Ho letto “Exit” di Alicia Giménez-Bartlett

“Sono venuta qui per suicidarmi in modo originale, personalizzato, confortevole e poco traumatico – esattamente come promette la vostra pubblicità -, in modo civilizzato, e questo è proprio quello che intendo fare”.
Il dottor Berset, coadiuvato dal collega Eugenius e dall’infermiera tuttofare Matea, ha messo in piedi un bel business. Si è inventato una residenza, Exit, in cui ricchi, uomini e donne, stanchi e annoiati della vita, vanno a concludere le loro esistenze. Una pratica costosissima in un ambiente raffinato, per sei-sette persone alla volta che convivono per alcuni mesi: mangiano, si divertono, fanno escursioni, in attesa che per ognuno venga il momento giusto per dire basta. Sono cicli trimestrali che si concludono invariabilmente con il cambio di stagione. Naturalmente c’è il diritto di recesso, se uno cambia idea e vuole uscire, gli vengono restituiti i soldi, tranne quelli spesi per la sua sussistenza. Unica condizione per tutti i partecipanti è quella di essere in perfetta salute e di non essere depressi (occorre portare il certificato medico).
Il dottor Berset rimase solo nel giardino, davanti alla grande casa dove gli ospiti, nelle loro camere, cominciavano a spegnere le luci. Tutta quella gente che presto sarebbe morta, riposava sotto la sua protezione. Si sentì un po’ come un dio.
Berset si occupa di tutto dal punto di vista medico, mentre Eugenius è il fantasista che escogita le soluzioni adatte per il trapasso di ogni partecipante. C’è infatti chi vuole una morte ispirata a Giulio Cesare, chi a Madame Bovary, chi vuole morire con una messa in scena da antico Egitto. Questo è l’aspetto grottesco della vicenda.
“Tra noi la parola ‘mai’, come la parola ‘sempre’, dovrebbe aver perso ogni significato, anche nelle osservazioni di carattere generale.”

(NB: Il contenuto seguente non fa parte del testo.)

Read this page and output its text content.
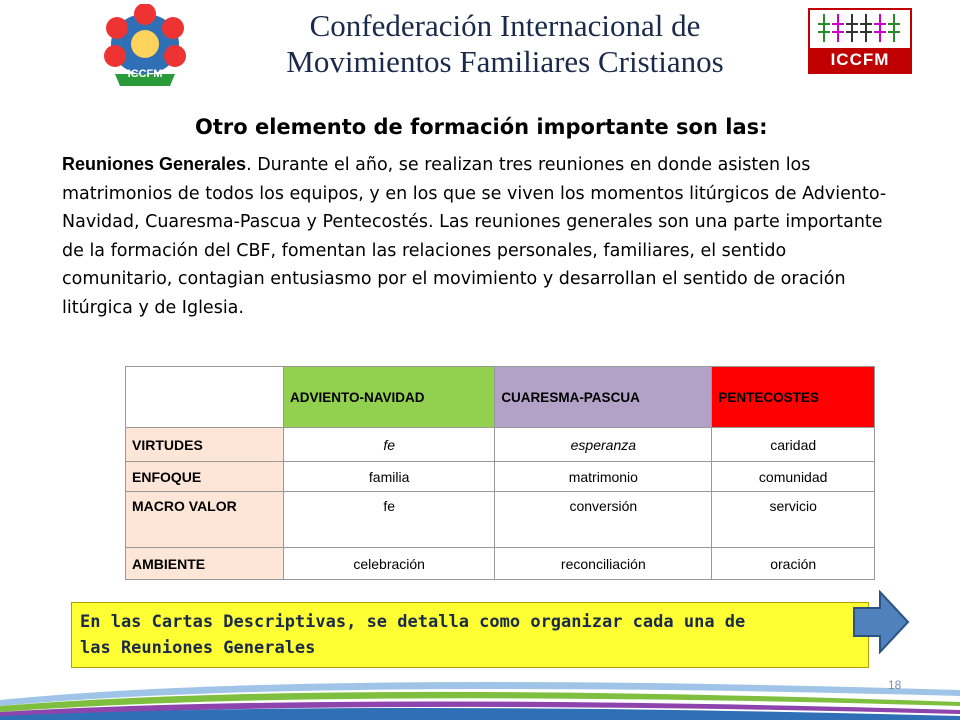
ICCFM
Confederación Internacional de
Movimientos Familiares Cristianos	ICCFM
Otro elemento de formación importante son las:
Reuniones Generales. Durante el año, se realizan tres reuniones en donde asisten los matrimonios de todos los equipos, y en los que se viven los momentos litúrgicos de Adviento- Navidad, Cuaresma-Pascua y Pentecostés. Las reuniones generales son una parte importante de la formación del CBF, fomentan las relaciones personales, familiares, el sentido comunitario, contagian entusiasmo por el movimiento y desarrollan el sentido de oración litúrgica y de Iglesia.
	ADVIENTO-NAVIDAD	CUARESMA-PASCUA	PENTECOSTES
VIRTUDES	fe	esperanza	caridad
ENFOQUE	familia	matrimonio	comunidad
MACRO VALOR	fe	conversión	servicio
AMBIENTE	celebración	reconciliación	oración
En las Cartas Descriptivas, se detalla como organizar cada una de
las Reuniones Generales
18
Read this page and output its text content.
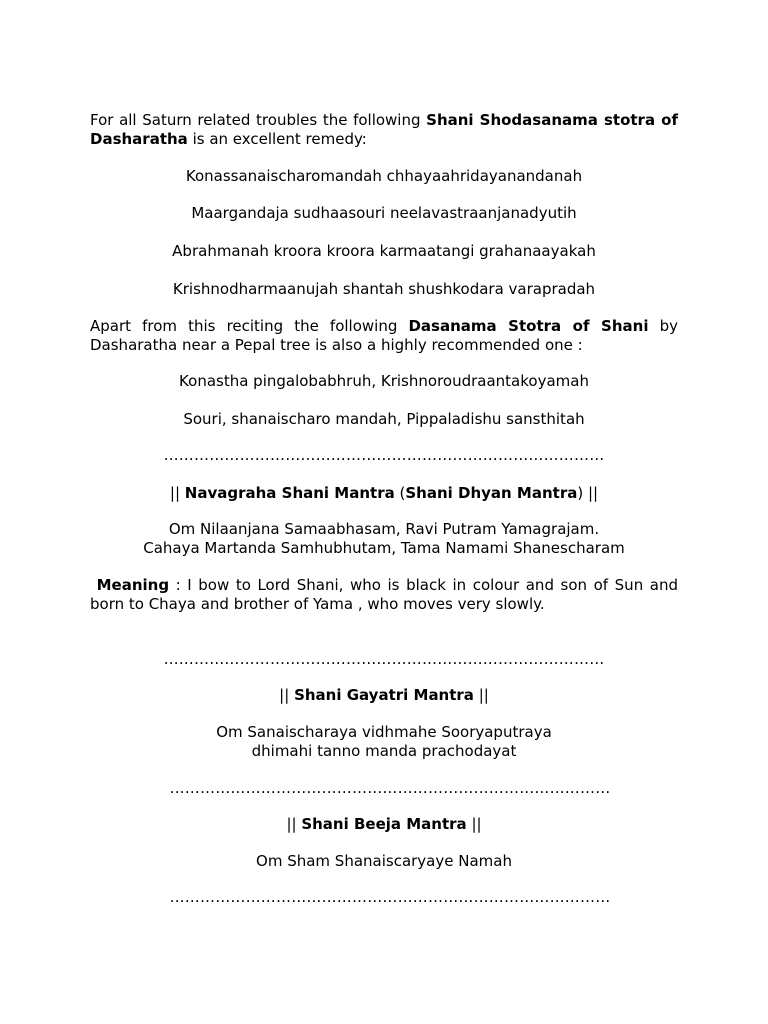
For all Saturn related troubles the following Shani Shodasanama stotra of Dasharatha is an excellent remedy:
Konassanaischaromandah chhayaahridayanandanah
Maargandaja sudhaasouri neelavastraanjanadyutih
Abrahmanah kroora kroora karmaatangi grahanaayakah
Krishnodharmaanujah shantah shushkodara varapradah
Apart from this reciting the following Dasanama Stotra of Shani by Dasharatha near a Pepal tree is also a highly recommended one :
Konastha pingalobabhruh, Krishnoroudraantakoyamah
Souri, shanaischaro mandah, Pippaladishu sansthitah
……………………………………………………………………………
|| Navagraha Shani Mantra (Shani Dhyan Mantra) ||
Om Nilaanjana Samaabhasam, Ravi Putram Yamagrajam.
Cahaya Martanda Samhubhutam, Tama Namami Shanescharam
Meaning : I bow to Lord Shani, who is black in colour and son of Sun and born to Chaya and brother of Yama , who moves very slowly.
……………………………………………………………………………
|| Shani Gayatri Mantra ||
Om Sanaischaraya vidhmahe Sooryaputraya
dhimahi tanno manda prachodayat
……………………………………………………………………………
|| Shani Beeja Mantra ||
Om Sham Shanaiscaryaye Namah
……………………………………………………………………………
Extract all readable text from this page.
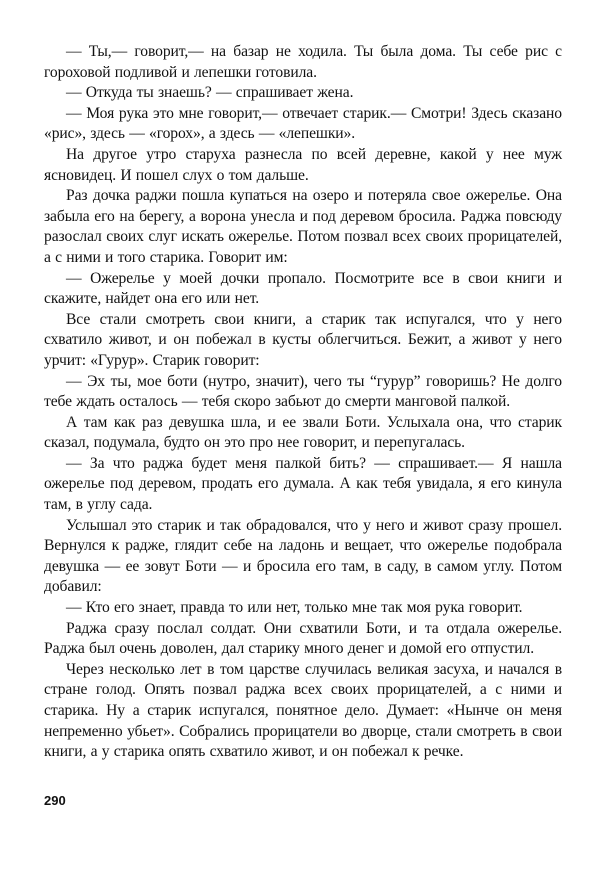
— Ты,— говорит,— на базар не ходила. Ты была дома. Ты себе рис с гороховой подливой и лепешки готовила.

— Откуда ты знаешь? — спрашивает жена.

— Моя рука это мне говорит,— отвечает старик.— Смотри! Здесь сказано «рис», здесь — «горох», а здесь — «лепешки».

На другое утро старуха разнесла по всей деревне, какой у нее муж ясновидец. И пошел слух о том дальше.

Раз дочка раджи пошла купаться на озеро и потеряла свое ожерелье. Она забыла его на берегу, а ворона унесла и под деревом бросила. Раджа повсюду разослал своих слуг искать ожерелье. Потом позвал всех своих прорицателей, а с ними и того старика. Говорит им:

— Ожерелье у моей дочки пропало. Посмотрите все в свои книги и скажите, найдет она его или нет.

Все стали смотреть свои книги, а старик так испугался, что у него схватило живот, и он побежал в кусты облегчиться. Бежит, а живот у него урчит: «Гурур». Старик говорит:

— Эх ты, мое боти (нутро, значит), чего ты “гурур” говоришь? Не долго тебе ждать осталось — тебя скоро забьют до смерти манговой палкой.

А там как раз девушка шла, и ее звали Боти. Услыхала она, что старик сказал, подумала, будто он это про нее говорит, и перепугалась.

— За что раджа будет меня палкой бить? — спрашивает.— Я нашла ожерелье под деревом, продать его думала. А как тебя увидала, я его кинула там, в углу сада.

Услышал это старик и так обрадовался, что у него и живот сразу прошел. Вернулся к радже, глядит себе на ладонь и вещает, что ожерелье подобрала девушка — ее зовут Боти — и бросила его там, в саду, в самом углу. Потом добавил:

— Кто его знает, правда то или нет, только мне так моя рука говорит.

Раджа сразу послал солдат. Они схватили Боти, и та отдала ожерелье. Раджа был очень доволен, дал старику много денег и домой его отпустил.

Через несколько лет в том царстве случилась великая засуха, и начался в стране голод. Опять позвал раджа всех своих прорицателей, а с ними и старика. Ну а старик испугался, понятное дело. Думает: «Нынче он меня непременно убьет». Собрались прорицатели во дворце, стали смотреть в свои книги, а у старика опять схватило живот, и он побежал к речке.

290
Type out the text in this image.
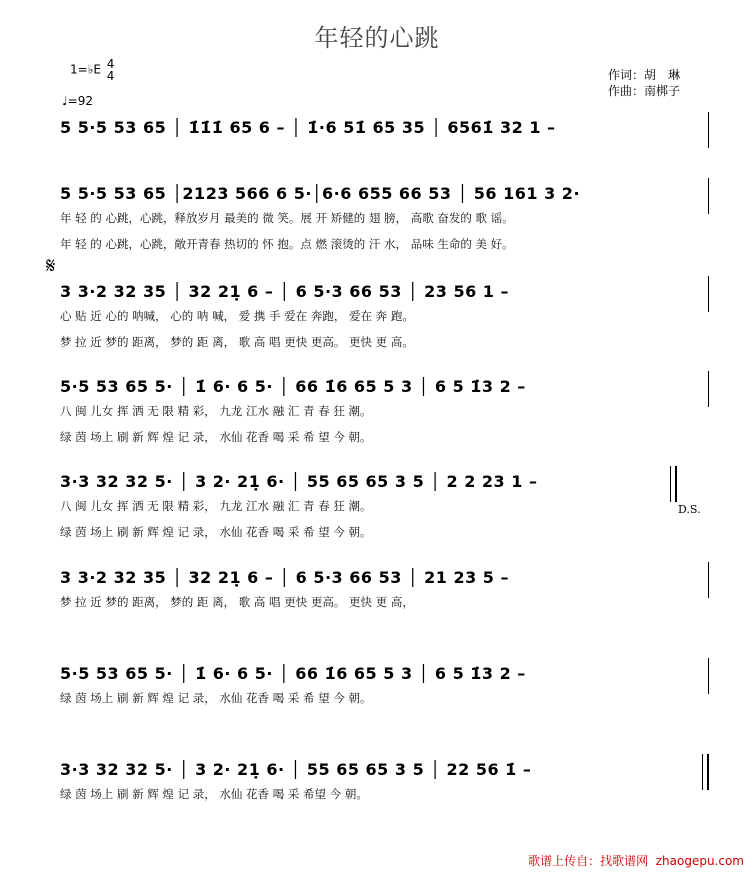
年轻的心跳
1=♭E 4
4
♩=92
作词：胡　琳
作曲：南梆子
𝄋
D.S.
5 5·5 53 65 │ 1̇1̇1̇ 65 6 – │ 1̇·6 51̇ 65 35 │ 6561̇ 32 1 –
5 5·5 53 65 │2123 566 6 5·│6·6 655 66 53 │ 56 161 3 2·
年 轻 的 心跳，心跳，释放岁月 最美的 微 笑。展 开 矫健的 翅 膀， 高歌 奋发的 歌 谣。
年 轻 的 心跳，心跳，敞开青春 热切的 怀 抱。点 燃 滚烫的 汗 水， 品味 生命的 美 好。
3 3·2 32 35 │ 32 21̣ 6 – │ 6 5·3 66 53 │ 23 56 1 –
心 贴 近 心的 呐喊， 心的 呐 喊， 爱 携 手 爱在 奔跑， 爱在 奔 跑。
梦 拉 近 梦的 距离， 梦的 距 离， 歌 高 唱 更快 更高。 更快 更 高。
5·5 53 65 5· │ 1̇ 6· 6 5· │ 66 1̇6 65 5 3 │ 6 5 1̇3 2 –
八 闽 儿女 挥 洒 无 限 精 彩， 九龙 江水 融 汇 青 春 狂 潮。
绿 茵 场上 刷 新 辉 煌 记 录， 水仙 花香 喝 采 希 望 今 朝。
3·3 32 32 5· │ 3 2· 21̣ 6· │ 55 65 65 3 5 │ 2 2 23 1 –
八 闽 儿女 挥 洒 无 限 精 彩， 九龙 江水 融 汇 青 春 狂 潮。
绿 茵 场上 刷 新 辉 煌 记 录， 水仙 花香 喝 采 希 望 今 朝。
3 3·2 32 35 │ 32 21̣ 6 – │ 6 5·3 66 53 │ 21 23 5 –
梦 拉 近 梦的 距离， 梦的 距 离， 歌 高 唱 更快 更高。 更快 更 高，
5·5 53 65 5· │ 1̇ 6· 6 5· │ 66 1̇6 65 5 3 │ 6 5 1̇3 2 –
绿 茵 场上 刷 新 辉 煌 记 录， 水仙 花香 喝 采 希 望 今 朝。
3·3 32 32 5· │ 3 2· 21̣ 6· │ 55 65 65 3 5 │ 22 56 1̇ –
绿 茵 场上 刷 新 辉 煌 记 录， 水仙 花香 喝 采 希望 今 朝。
歌谱上传自：找歌谱网 zhaogepu.com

In realtà il romanzo è basato sugli intrecci dei rapporti tra i partecipanti. C’è il finanziere maturo e raffinato, la vedova ancora piacente, la coppia di lesbiche, il giovane poeta, un ferroviere che spende tutta la liquidazione per morire. Arriva anche un clochard che rappresenta la componente ‘anche i rifiuti umani devono morire’.
“Lei crede che un suicidio elegante debba essere diritto esclusivo delle classi dominanti?”
Matea cucina e organizza pranzi e cene in cui non mancano mai lo champagne né i liquori. Uno a uno spariscono, lasciando nel morale dei superstiti i segni indelebili del loro passaggio. Anche Eugenius, pur essendo socio della ditta, fiaccato dalla scomparsa di una delle giovani lesbiche, decide di uscire di scena. Poi, con l’autunno arriveranno nuovi ospiti.
La paura è la sola cosa che separa l’uomo dal suicidio: la paura di non essere capaci, la paura di perdere la dignità, la paura di scoprire che la fine, quando arriva, non è bella e facile come si immaginava.
Tema non nuovo, idea non originalissima, su cui si sono esercitati scrittori e registi. Ad esempio Olias Barco, che nel 2010 ha diretto Kill Me Please, commedia ‘nera’ ambientata in Svizzera su una clinica analoga, dove però mancava la complessa interrelazione tra i personaggi, una rete che Giménez-Bartlett ha saputo tessere molto bene.
Mi ha sorpreso che questo romanzo, scritto nel 1983, uscito da poche settimane da Sellerio, sia l’opera prima dell’autrice catalana. Allora era poco più che trentenne e la prima inchiesta della fortunata serie di Petra Delicado sarebbe arrivata solo una dozzina di anni dopo. Un esordio davvero eccellente. Il romanzo mi ha intrigato molto e me ne sono staccato a malincuore. Non so se qualcuno ci abbia già pensato, ma sarebbe un testo eccellente da ridurre e mettere in scena a teatro. In effetti, il titolo di uno dei capitoli del romanzo recita: Commedia brillante?